Yes, St. Luke represents this moment — the institution of the Apostles, the descent of the Holy Spirit, the renovation of the world — very differently in the Book of Acts. He paints a large and imposing icons, which we have named Pentecost. And he sets his subject, not behind locked doors as a mysterious communion among holy men and their God, but audaciously paints it on an enormous canvas, set on a great stage, overseeing a public square in Jerusalem. Painters ever after have not failed to notice this. I have posted such a painting with this reflection: the high stage, a colonnade of pillars, Peter declaiming, the Mother of God presiding, the Spirit descending ..... Very different from John's account.

But St. Luke the Evangelist is also the icon writer par excellence. And icons, which we have seen repeatedly, in St. Luke's Gospel are his special domain. And his Gospel comes alive through these mysterious windows into God's ineffable domain. Luke's Gospel is one of a kind.

It is this Apostolic College, the Twelve Apostles (minus one as of yet), which is, and will be, the One Holy Catholic and Apostolic Church watching always in readiness for the Return of the King and rightly and duly ministering His Mysteries. Their first act would enshrine forever the Eucharist as their source, center, and highest summit. In peace and unity, they partake in the Most Pure Body and the Most Precious Blood of our Lord and God and Savior, Jesus Christ. He emphasizes the wounds. His Body and Blood are the central focus.

Note that there is no spirit of a blood sacrifice being offered here, no Sacrifice of the Mass, but only a spirit of profound participation in Heavenly Mysteries whose coherence is secured by unbreakable bonds of love and whose Center is Jesus, the Holy One, the Logos, and our Creator God. Can we imagine a union among them more profound than this one?

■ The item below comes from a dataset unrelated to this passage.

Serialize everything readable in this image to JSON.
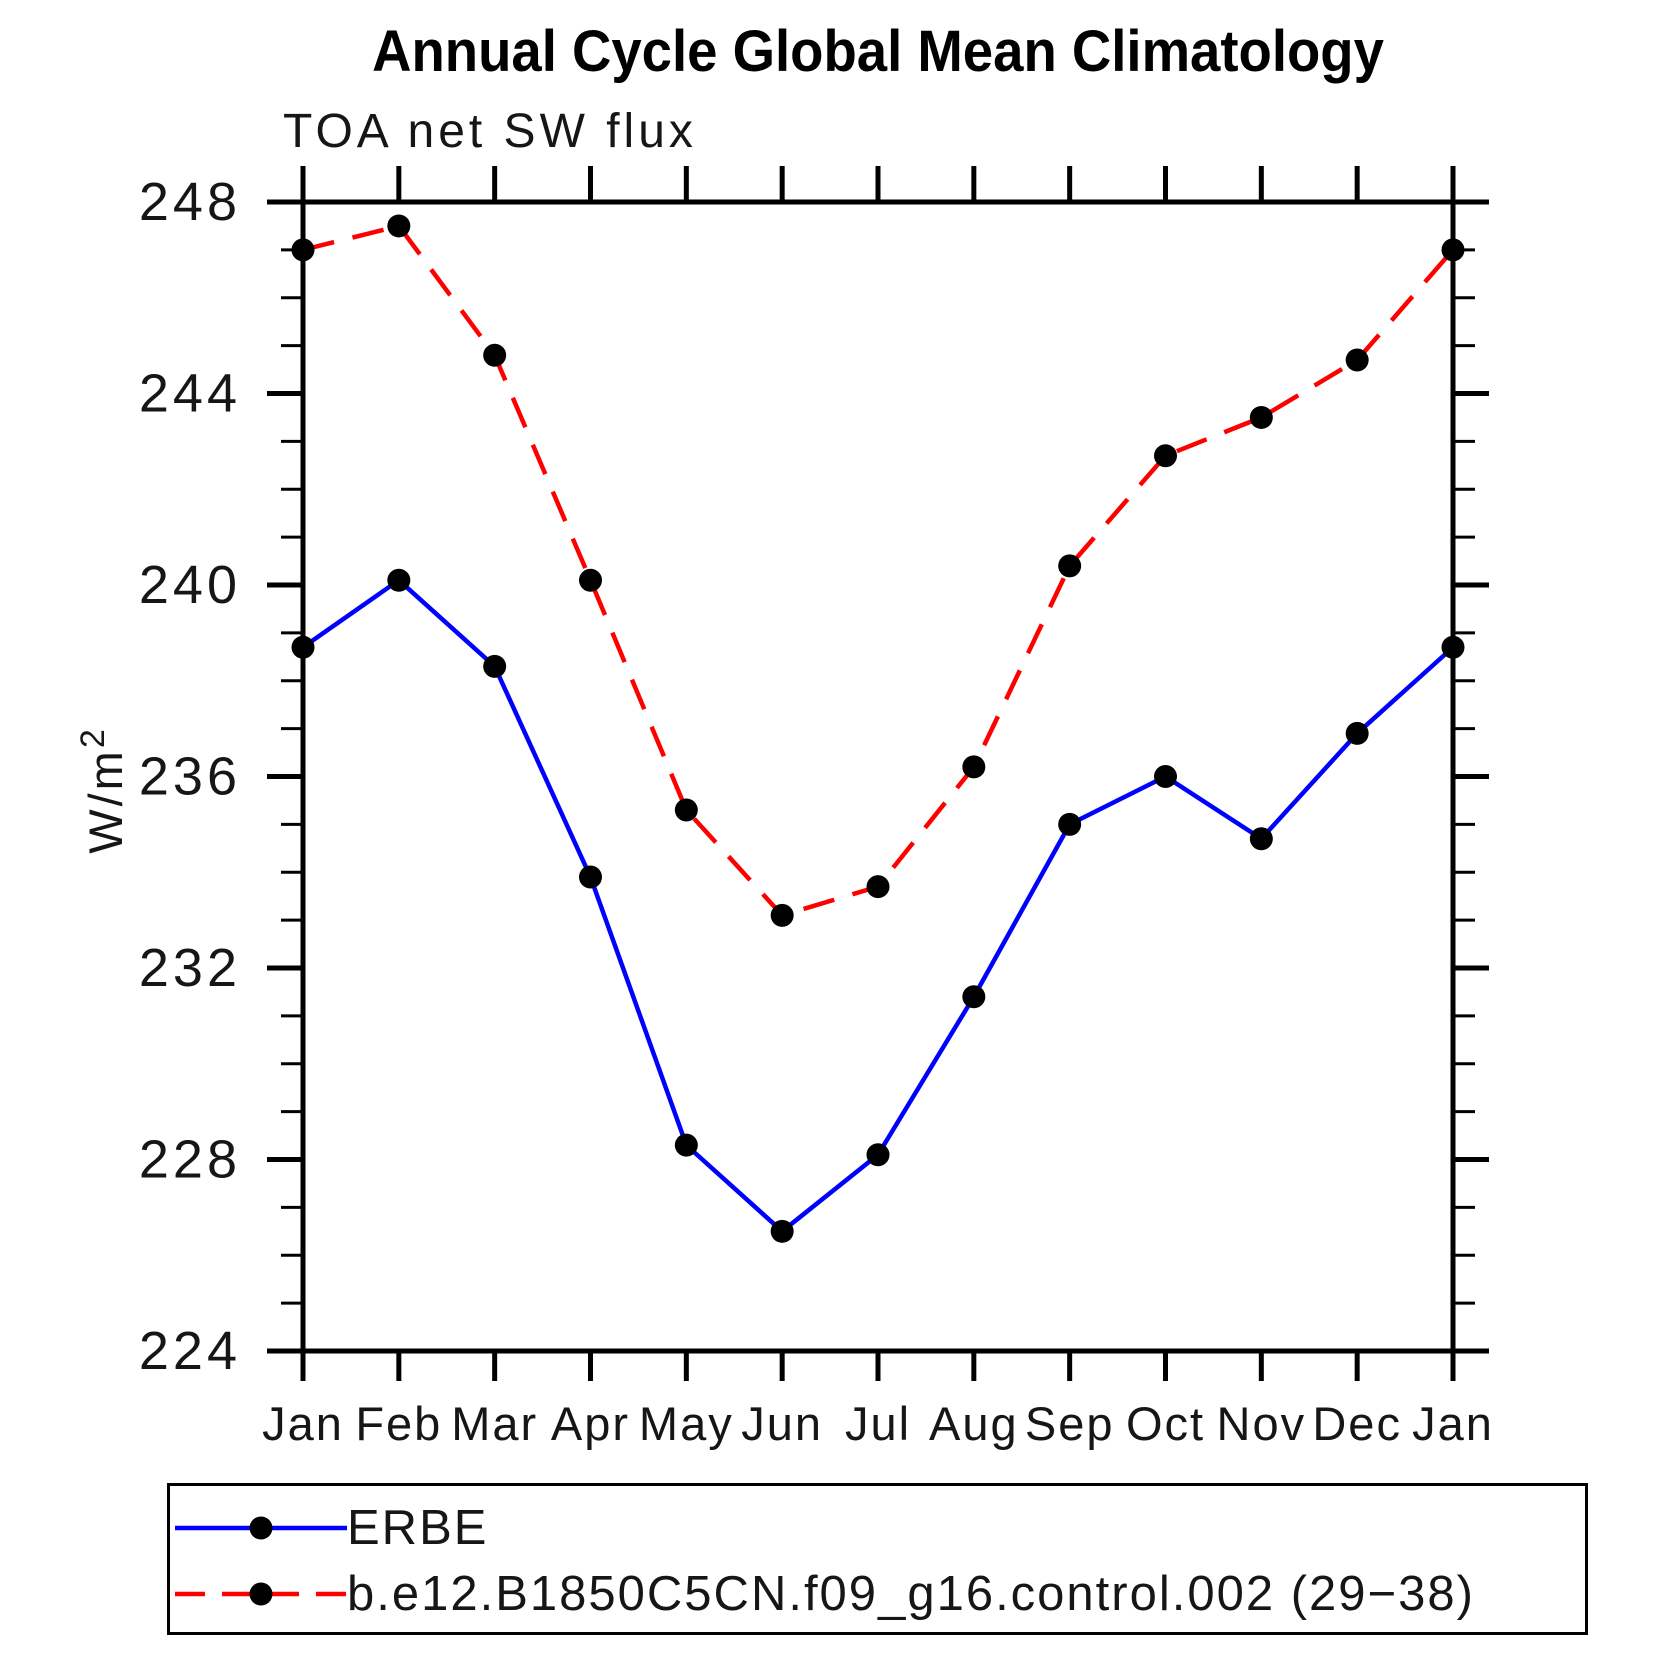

This is what St. John Chyrsostom and St. Cyril of Alexandria noticed about these few lines of Scripture, not the ridiculous finger-pointing of the "Doubting Thomas" discourse .... least of all, because it would not be invented for several centuries.

Back on earth, we have the very fallible disciples of Jesus now endowed with the Spirit of God. They have been imbued with the very stuff and essence of the Church. They are the Church, wrote the Apostolic Father St. Ignatius of Antioch in his Letter to the Smyrneans. And the Master, our Lord and God, has not forgotten His Twin, the stalwart and redoubtable Thomas, to be numbered as one of the pillars of His imperishable Church.

And the Twin, for his part, is contented, even fulfilled, to occupy the Master's erstwhile place: to be esteemed last, to be mocked by idlers in the public square, and, if he might be of service, to teach one of the greatest principles of Christianity, which is faith.

Will we give the One, Who has given us every gift, our faith, even our simple belief? Let us raise our voices in prayer to the Twin, who was foremost in belief yet forever after would be slighted as the Apostle of Doubt. St. Thomas, may we have a place with you in your perfect lowliness?

In the Name of the Father and of the Son and of the Holy Spirit. Amen.